The data lifecycle
More often than not, the lifespan of data extends well beyond the research project that generated them. Indeed, the researchers behind the project may wish to continue working with the data after the project has ended, or the research project funding has ceased. Other research colleagues may also want to reuse these data.
Furthermore, the function and value of the data are not the same at the beginning and end of a research project. They change from one phase to another during the data's lifecycle. This concept of the lifecycle of research data is important. It allows all the essential stages in managing your data to be anticipated.
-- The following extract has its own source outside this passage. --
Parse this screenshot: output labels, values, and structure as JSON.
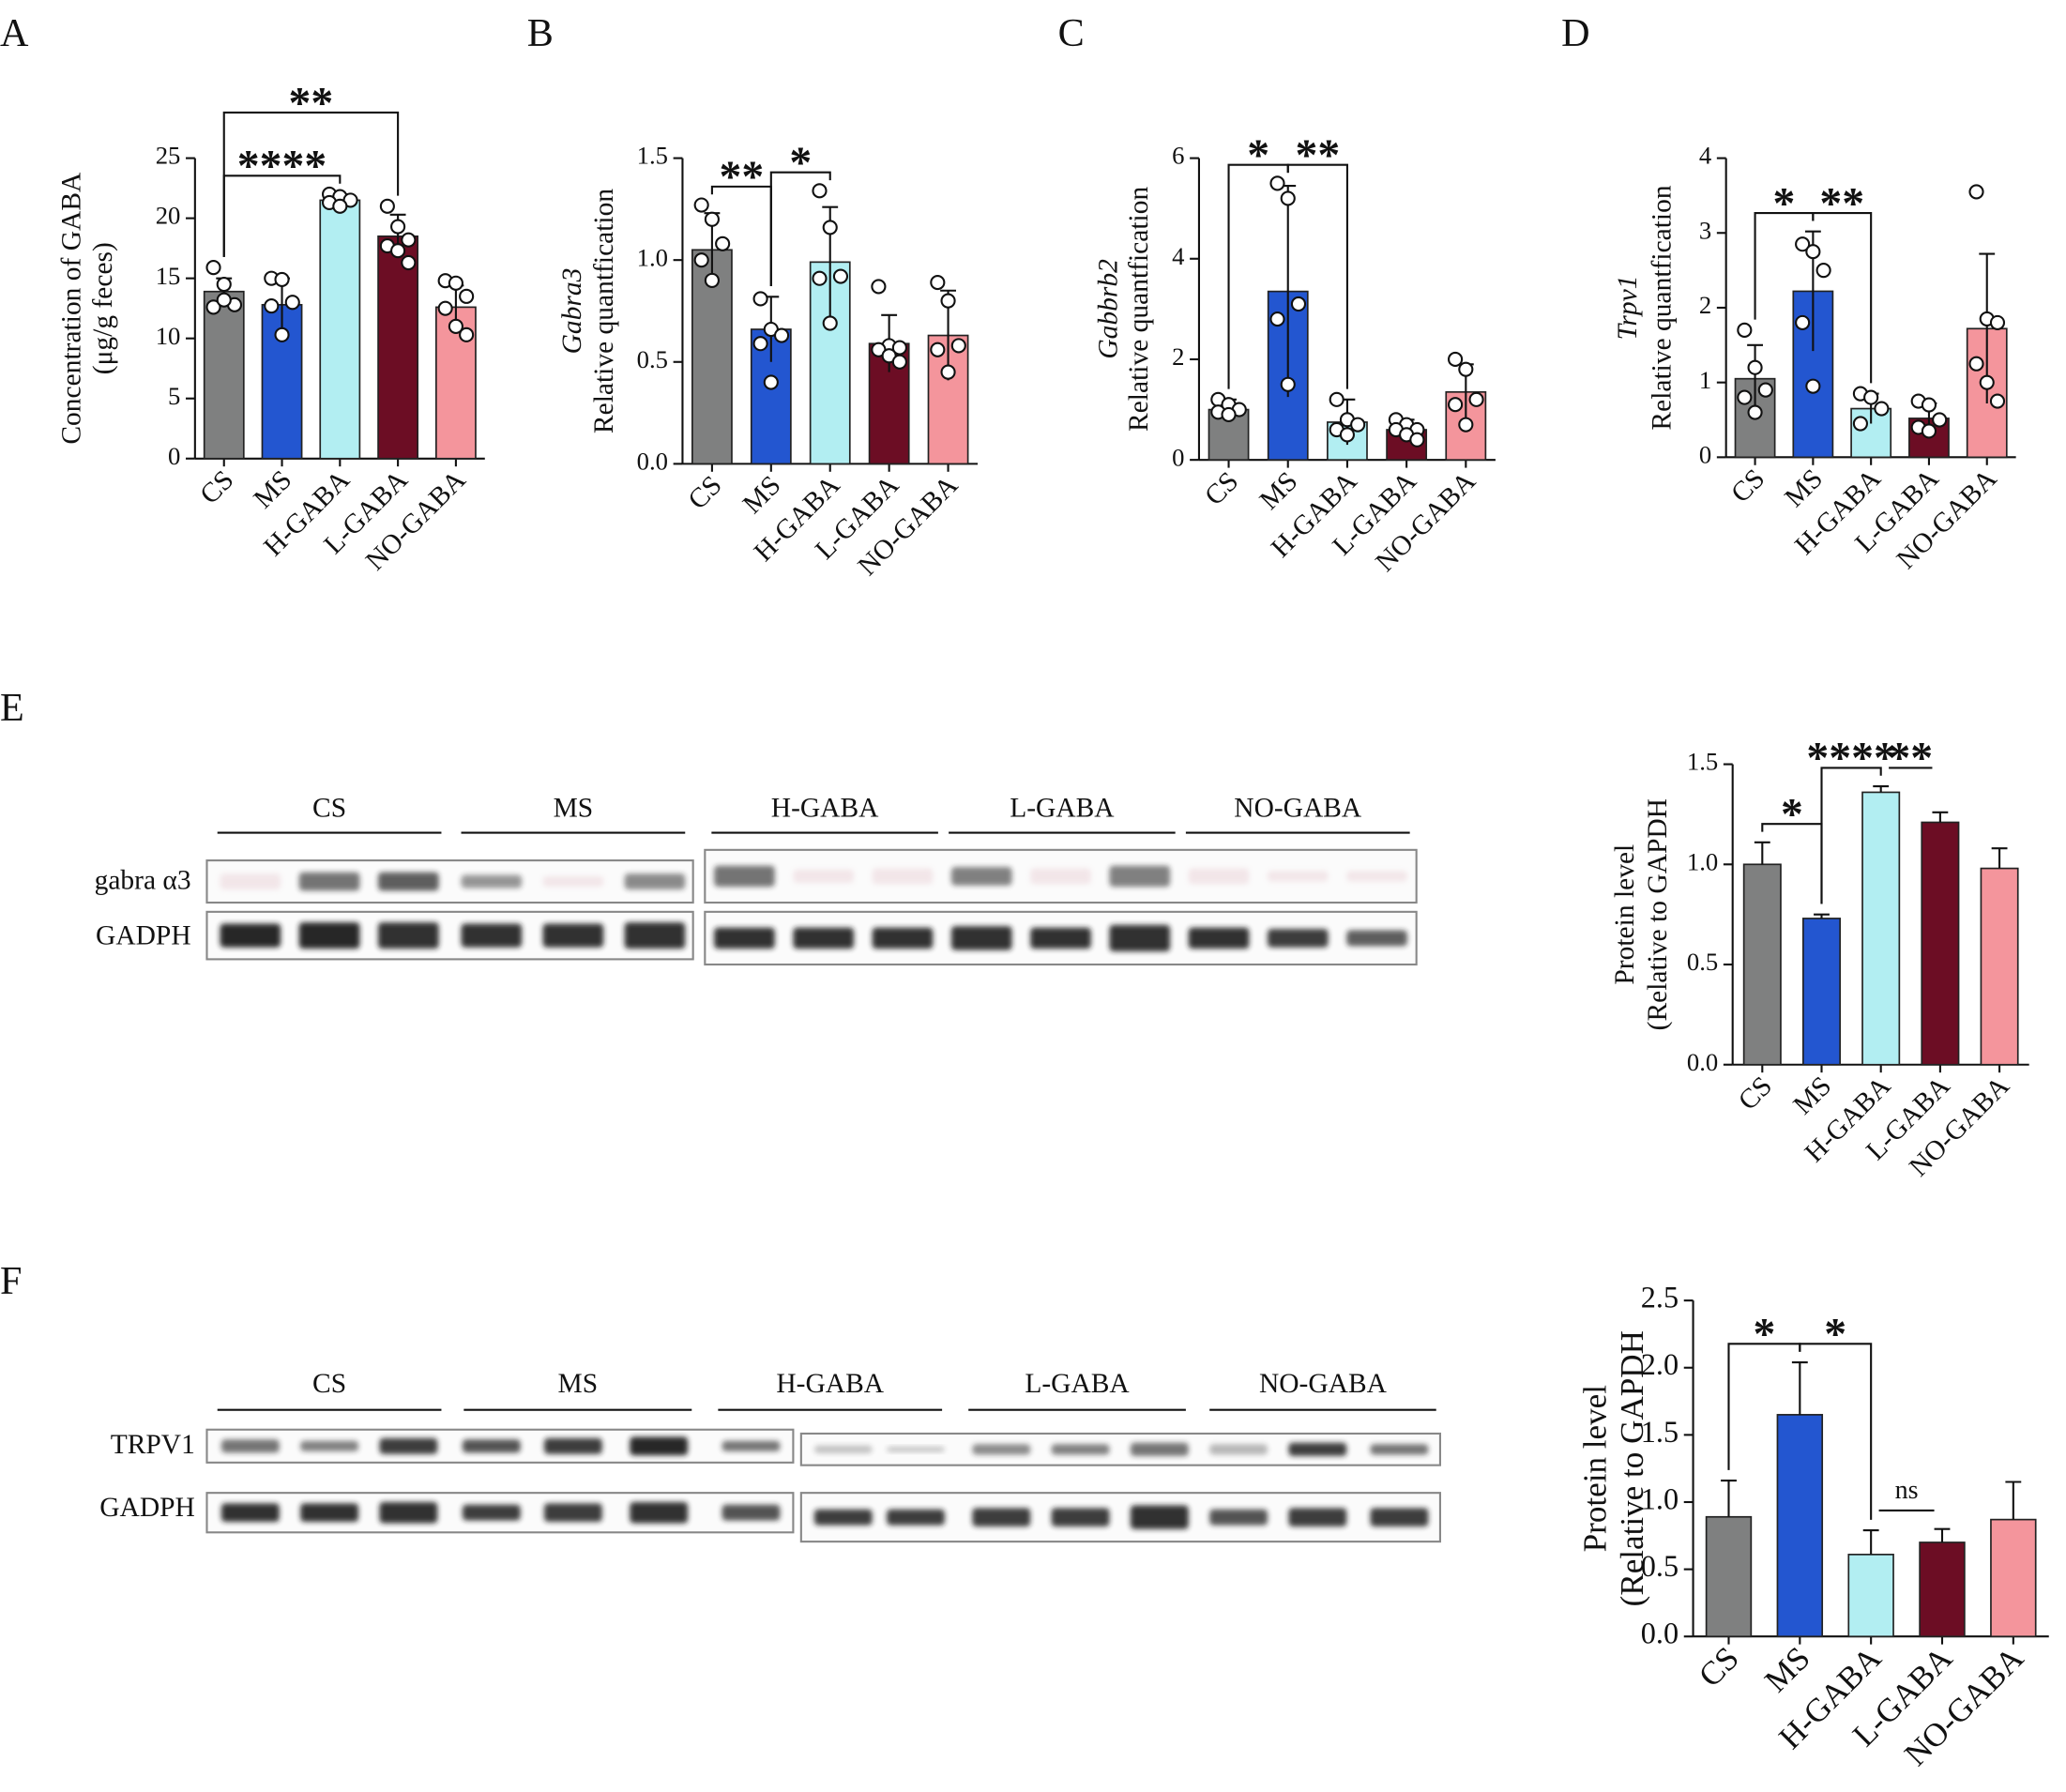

The data lifecycle generally comprises 5 or 6 stages. At each stage of the data lifecycle, different actions are required for appropriate management and these are shown in the lifecycle diagram.
1/ Plan the research
This stage defines the research project and anticipates the next steps in the data lifecycle. It is at this stage that the needs and resources required (partnerships, financing, techniques, etc.) to carry out the project are identified. This step is primarily used to anticipate how data will be obtained and stored, to facilitate upstream traceability and enable data reuse. What data are collected, where, when, how, who, etc. are the main questions to be answered at this stage.
2/ Collect/create data
The data used can have several origins: they can be created, modified or reused. Experimental or observation data are collected according to the protocol predefined in step 1. It is also possible to reuse data already created by others, by requesting them from the authors or retrieving them from various open access data repositories.
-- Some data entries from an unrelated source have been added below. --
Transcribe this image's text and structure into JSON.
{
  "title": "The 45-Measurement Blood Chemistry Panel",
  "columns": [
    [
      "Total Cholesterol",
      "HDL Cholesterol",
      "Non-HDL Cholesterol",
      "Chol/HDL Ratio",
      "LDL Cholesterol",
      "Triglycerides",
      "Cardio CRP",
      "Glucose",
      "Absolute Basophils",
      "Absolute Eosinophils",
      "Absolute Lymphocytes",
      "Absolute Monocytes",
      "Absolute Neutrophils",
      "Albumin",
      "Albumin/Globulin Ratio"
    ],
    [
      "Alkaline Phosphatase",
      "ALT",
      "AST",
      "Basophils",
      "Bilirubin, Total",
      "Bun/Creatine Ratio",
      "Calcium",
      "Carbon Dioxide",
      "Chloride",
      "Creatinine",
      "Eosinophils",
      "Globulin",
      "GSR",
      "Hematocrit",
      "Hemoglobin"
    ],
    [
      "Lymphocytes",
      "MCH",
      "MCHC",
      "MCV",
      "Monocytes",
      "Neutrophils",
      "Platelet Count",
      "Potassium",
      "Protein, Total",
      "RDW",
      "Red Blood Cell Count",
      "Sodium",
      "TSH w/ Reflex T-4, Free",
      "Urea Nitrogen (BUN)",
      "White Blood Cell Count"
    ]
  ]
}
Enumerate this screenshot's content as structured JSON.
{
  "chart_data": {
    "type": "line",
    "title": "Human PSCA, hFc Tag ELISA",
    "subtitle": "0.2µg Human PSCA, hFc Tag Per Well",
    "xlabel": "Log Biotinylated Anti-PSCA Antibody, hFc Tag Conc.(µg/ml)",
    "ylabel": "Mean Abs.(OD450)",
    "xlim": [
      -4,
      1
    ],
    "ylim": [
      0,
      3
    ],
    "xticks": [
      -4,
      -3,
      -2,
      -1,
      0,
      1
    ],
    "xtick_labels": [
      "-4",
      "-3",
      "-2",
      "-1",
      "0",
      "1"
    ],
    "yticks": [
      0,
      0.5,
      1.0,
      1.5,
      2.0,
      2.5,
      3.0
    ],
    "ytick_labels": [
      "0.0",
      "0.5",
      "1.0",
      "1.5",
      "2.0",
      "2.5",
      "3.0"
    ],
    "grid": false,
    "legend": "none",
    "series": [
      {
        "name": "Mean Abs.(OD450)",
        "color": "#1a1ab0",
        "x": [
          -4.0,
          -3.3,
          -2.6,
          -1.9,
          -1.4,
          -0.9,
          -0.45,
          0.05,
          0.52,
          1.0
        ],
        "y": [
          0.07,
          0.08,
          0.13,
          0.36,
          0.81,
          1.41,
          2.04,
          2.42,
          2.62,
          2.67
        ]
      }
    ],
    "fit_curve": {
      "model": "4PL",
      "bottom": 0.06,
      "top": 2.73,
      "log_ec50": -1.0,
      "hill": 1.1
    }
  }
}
3/ Organise and analyse data
Organising your data during the project is an important step, as it will facilitate the lifecycle management. This is essential to guarantee the identification, location, protection and access to these data, now and in the future, not only for the data owners, but also for other users who may wish to use them. Next, the data are processed (verification, validation and cleaning) and analysed using suitable methods (or tools) to answer the research question.
4/ Protect/store data
This stage consists in ensuring the security and safety of the processed data. Secure protection and regular backups are essential throughout the research project: ideally on different media according to the "3.2.1" rule: 3 copies on 2 different media and 1 off-site, such as a cloud. It would be a shame to lose the fruits of your labour.
5/ share and publish
In general, data sharing is primarily internal, between different departments within the same organisation, or between project partners. Once a project's data have been cleaned and stabilised, it is time to think about publishing them. Research data can be published via a disciplinary, institutional or more general repository, such as the national Recherche Data Gouv repository. It is recommended that these data sets are published in a secure repository that automatically generates a DOI (Digital Object Identifier). Certain restrictions may apply to the dissemination of data, particularly in the case of personal or sensitive data. The most important thing is to ask yourself the right questions, such as: what data should be shared or published? How? When? What license will be associated with the data? etc.
If in doubt, contact :donnnees-recherche@universite-paris-saclay.fr
6/ Reusing data
The data can be reused to validate the model or experiment. They can also be used in other scientific work to advance or test new hypotheses. In this case, the data begins a new cycle as raw data and the data lifecycle resumes.
Respecting these different stages in the data lifecycle contributes to opening up data in line with the FAIR principles.